I don’t think Dogen was concerned about fame and fortune. He was, however, a strong advocate of sincerity in practice. What is your practice? Is its worth to be decided by history, Nishijima’s story, or your story? Don’t undermine your story.

Excuse me if you think I’m being out of line.

Mike Cross said...

Hi Gisela,

"Don't undermine your story" could be another way of saying "Don't abandon an idea."

I don't know if you followed the link I provided to the talk in which George Soros gave his critique of the enlightenment fallacy of objective reality divorced from reason, and his even stronger critique of the post-modernist fallacy of no objective reality but just affirmation of individual stories, but I thought the talk was very good, exceptionally clear.

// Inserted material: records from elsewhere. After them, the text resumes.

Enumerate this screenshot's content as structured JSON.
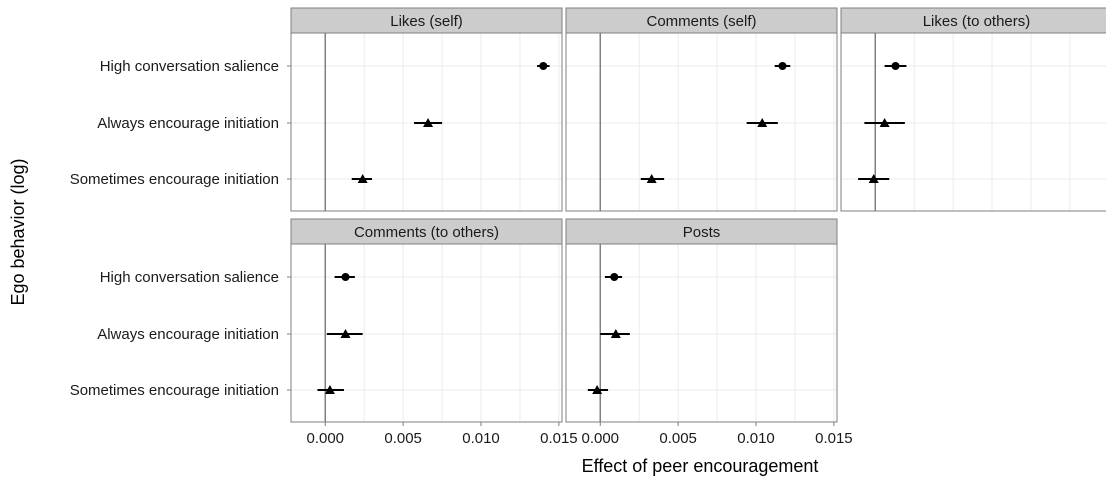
{
  "chart_data": {
    "type": "scatter",
    "variant": "faceted point-range (estimate with error bars)",
    "xlabel": "Effect of peer encouragement",
    "ylabel": "Ego behavior (log)",
    "categories": [
      "High conversation salience",
      "Always encourage initiation",
      "Sometimes encourage initiation"
    ],
    "xlim": [
      -0.0022,
      0.0152
    ],
    "x_ticks": [
      0.0,
      0.005,
      0.01,
      0.015
    ],
    "x_tick_labels": [
      "0.000",
      "0.005",
      "0.010",
      "0.015"
    ],
    "reference_line_x": 0,
    "grid": true,
    "marker_shapes": {
      "High conversation salience": "circle",
      "Always encourage initiation": "triangle",
      "Sometimes encourage initiation": "triangle"
    },
    "panels": [
      {
        "title": "Likes (self)",
        "points": [
          {
            "category": "High conversation salience",
            "estimate": 0.014,
            "lower": 0.0136,
            "upper": 0.0144
          },
          {
            "category": "Always encourage initiation",
            "estimate": 0.0066,
            "lower": 0.0057,
            "upper": 0.0075
          },
          {
            "category": "Sometimes encourage initiation",
            "estimate": 0.0024,
            "lower": 0.0017,
            "upper": 0.003
          }
        ]
      },
      {
        "title": "Comments (self)",
        "points": [
          {
            "category": "High conversation salience",
            "estimate": 0.0117,
            "lower": 0.0112,
            "upper": 0.0122
          },
          {
            "category": "Always encourage initiation",
            "estimate": 0.0104,
            "lower": 0.0094,
            "upper": 0.0114
          },
          {
            "category": "Sometimes encourage initiation",
            "estimate": 0.0033,
            "lower": 0.0026,
            "upper": 0.0041
          }
        ]
      },
      {
        "title": "Likes (to others)",
        "points": [
          {
            "category": "High conversation salience",
            "estimate": 0.0013,
            "lower": 0.0006,
            "upper": 0.002
          },
          {
            "category": "Always encourage initiation",
            "estimate": 0.0006,
            "lower": -0.0007,
            "upper": 0.0019
          },
          {
            "category": "Sometimes encourage initiation",
            "estimate": -0.0001,
            "lower": -0.0011,
            "upper": 0.0009
          }
        ]
      },
      {
        "title": "Comments (to others)",
        "points": [
          {
            "category": "High conversation salience",
            "estimate": 0.0013,
            "lower": 0.0006,
            "upper": 0.0019
          },
          {
            "category": "Always encourage initiation",
            "estimate": 0.0013,
            "lower": 0.0001,
            "upper": 0.0024
          },
          {
            "category": "Sometimes encourage initiation",
            "estimate": 0.0003,
            "lower": -0.0005,
            "upper": 0.0012
          }
        ]
      },
      {
        "title": "Posts",
        "points": [
          {
            "category": "High conversation salience",
            "estimate": 0.0009,
            "lower": 0.0003,
            "upper": 0.0014
          },
          {
            "category": "Always encourage initiation",
            "estimate": 0.001,
            "lower": 0.0,
            "upper": 0.0019
          },
          {
            "category": "Sometimes encourage initiation",
            "estimate": -0.0002,
            "lower": -0.0008,
            "upper": 0.0005
          }
        ]
      }
    ]
  },
  "colors": {
    "panel_background": "#ffffff",
    "panel_border": "#7f7f7f",
    "strip_background": "#cccccc",
    "grid": "#ebebeb",
    "reference_line": "#808080",
    "marker": "#000000"
  }
}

"Don't undermine your story" sounds like it could be somewhat leaning in the post-modernist direction.

My practice is sitting in lotus as the abandonment of all views -- especially religious ones, but thanks to George Soros I would like to add to the list post-modernism with its emphasis on "my story."

Yes, I excuse you for being out of line, so long as you say three Hail Mary's and don a hair shirt.

真行  said...

Hi Mike –

If your practice consists only of sitting in lotus as the abandonment of all views, then what is the rest of your life, including this translation effort, your conviction of a link between Alexander theory and not thinking, Nishijima’s teaching around right posture, not to mention your distain of most, if not all, –isms, due to, at the very least, the dangers of group think instead of thinking for one’s self? Why bother with anything at all?

I don’t subscribe to Catholicism and I haven’t the foggiest notion of where to procure such a shirt, so I can only hope that my confession to you that I have not yet had the opportunity to listen to the Soros lecture will suffice (though it’s on my list of things to do). Otherwise I may be up sh*t creek without a paddle.

Mike Cross said...

O, Oatmeal-munching Scientist! (voc. sg. f.):

Why bother? indeed. That might be the wisest thing you've written so far.

By the way, my eldest son is just finishing the 3rd year of a degree in Chemistry at Imperial College, London. Not bad, eh?

So I have succeeded pretty well in guiding his progress as a scientist such that he has already overtaken me in his understanding of science. How did I manage this? I will tell you the secret: I set the bar incredibly low!

真行  said...

Thanks Mike. Best of luck to your son.